Again, it will be observed that the magicians are utterly baffled just when there is no warning given, and therefore no opportunity for pre-arranged sleight of hand. And this surely favours the opinion that they had not hitherto succeeded by supernatural assistance, for there is no such evident reason why infernal aid should cease at this exact point.

It is a mistake to suppose that thereupon they confessed the mission of the brothers. In their agitation they admitted that, on their part at least, no divinity had been at work before. But they rather ascribed what they saw to the action of some vaguely indicated deity, than confessed it to be the work of Jehovah. Again it has to be asked whether this resembles more the vainglorious structure of a myth, or the course of a truthful history.
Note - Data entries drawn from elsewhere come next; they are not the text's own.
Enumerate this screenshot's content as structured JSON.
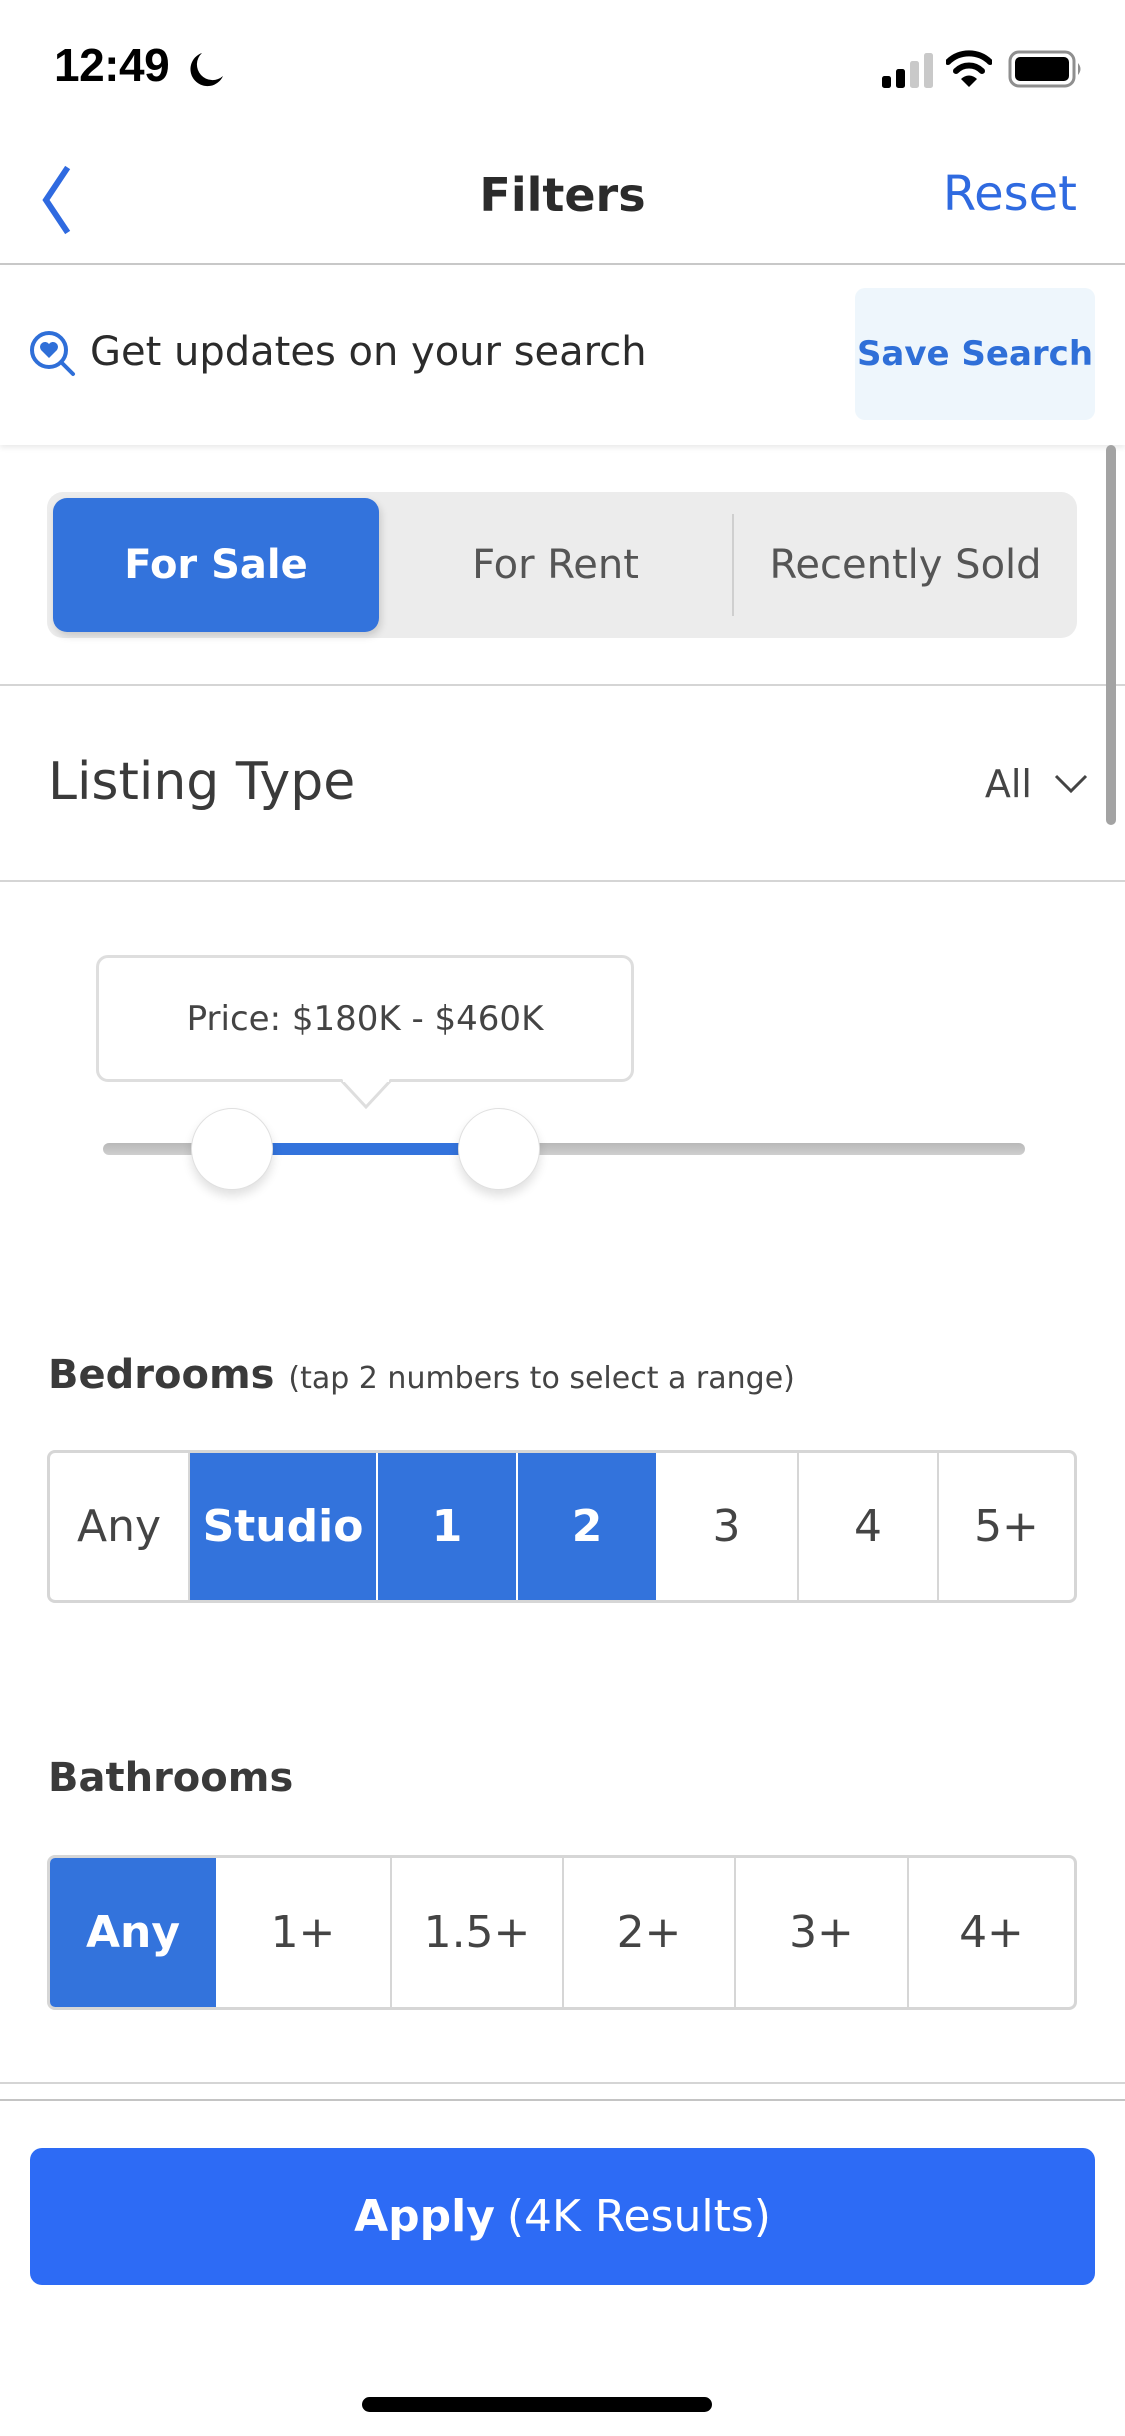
{
  "status_bar": {
    "time": "12:49",
    "focus_icon": "moon-icon",
    "signal_icon": "cellular-signal-icon",
    "signal_bars": 2,
    "signal_bars_max": 4,
    "wifi_icon": "wifi-icon",
    "battery_icon": "battery-icon"
  },
  "nav": {
    "back_icon": "chevron-left-icon",
    "title": "Filters",
    "reset_label": "Reset"
  },
  "save_search": {
    "icon": "heart-search-icon",
    "text": "Get updates on your search",
    "button_label": "Save Search"
  },
  "listing_status": {
    "options": [
      {
        "label": "For Sale",
        "selected": true
      },
      {
        "label": "For Rent",
        "selected": false
      },
      {
        "label": "Recently Sold",
        "selected": false
      }
    ]
  },
  "listing_type": {
    "label": "Listing Type",
    "value": "All",
    "icon": "chevron-down-icon"
  },
  "price": {
    "tooltip": "Price: $180K - $460K",
    "min_fraction": 0.14,
    "max_fraction": 0.43
  },
  "bedrooms": {
    "label": "Bedrooms",
    "hint": "(tap 2 numbers to select a range)",
    "options": [
      {
        "label": "Any",
        "selected": false
      },
      {
        "label": "Studio",
        "selected": true
      },
      {
        "label": "1",
        "selected": true
      },
      {
        "label": "2",
        "selected": true
      },
      {
        "label": "3",
        "selected": false
      },
      {
        "label": "4",
        "selected": false
      },
      {
        "label": "5+",
        "selected": false
      }
    ]
  },
  "bathrooms": {
    "label": "Bathrooms",
    "options": [
      {
        "label": "Any",
        "selected": true
      },
      {
        "label": "1+",
        "selected": false
      },
      {
        "label": "1.5+",
        "selected": false
      },
      {
        "label": "2+",
        "selected": false
      },
      {
        "label": "3+",
        "selected": false
      },
      {
        "label": "4+",
        "selected": false
      }
    ]
  },
  "apply": {
    "label": "Apply",
    "count": "(4K Results)"
  },
  "colors": {
    "accent": "#3373dc",
    "apply_button": "#2d6bf5",
    "link": "#2f6ae0",
    "save_search_bg": "#eef6fc"
  }
}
Nevertheless, their grudging and insufficient avowal was meant to induce a surrender. But “Pharaoh’s heart was strong, and he hearkened not unto them.” To this statement it is not added, “because the Lord had hardened him,” for this had not even yet taken place; but only, “as the Lord had spoken.”

THE FOURTH PLAGUE.

viii. 20–32.

When the third plague had died away, when the sense of reaction and exhaustion had replaced agitation and distress, and when perhaps the fear grew strong that at any moment a new calamity might befal the land as abruptly as the last, God orders a solemn and urgent appeal to be made to the oppressor. And the same occurs three times: after each plague which arrives unexpectedly the next is introduced by a special warning. On each of these occasions, moreover, the appeal is made in the morning, at the hour when reason ought to be clearest and the passions least agitating; and this circumstance is perhaps alluded to in the favourite phrase of Jeremiah when he would speak of condescending earnestness—“I sent my prophets, rising up early and sending them” (Jer. xxv. 4, xxvi. 5, xxix. 19, and many more; cf. also vii. 13, and 2 Chron. xxxvi. 15). So far is the Scripture from regarding Pharaoh as propelled by destiny, as by a machine, down iron grooves to ruin.

We have now come to the group of plagues which inflict actual bodily damage, and not inconvenience and humiliation only: the dogfly (or beetle); the murrain among beasts, which was a precursor of the crowning evil that struck at human life; and the boils. Of the fourth plague the precise nature is uncertain. There is a beetle which gnaws both man and beast, destroys clothes, furniture, and plants, and even now they “are often seen in millions” (Munk, Palestine, p. 120). “In a few minutes they filled the whole house.... Only after the most laborious exertions, and covering the floor of the house with hot coals, they succeeded in mastering them. If they make such attacks during the night, the inmates are compelled to give up the houses, and little children or sick persons, who are unable to rise alone, are then exposed to the greatest danger of life” (Pratte, Abyssinia, p. 143, in Kalisch).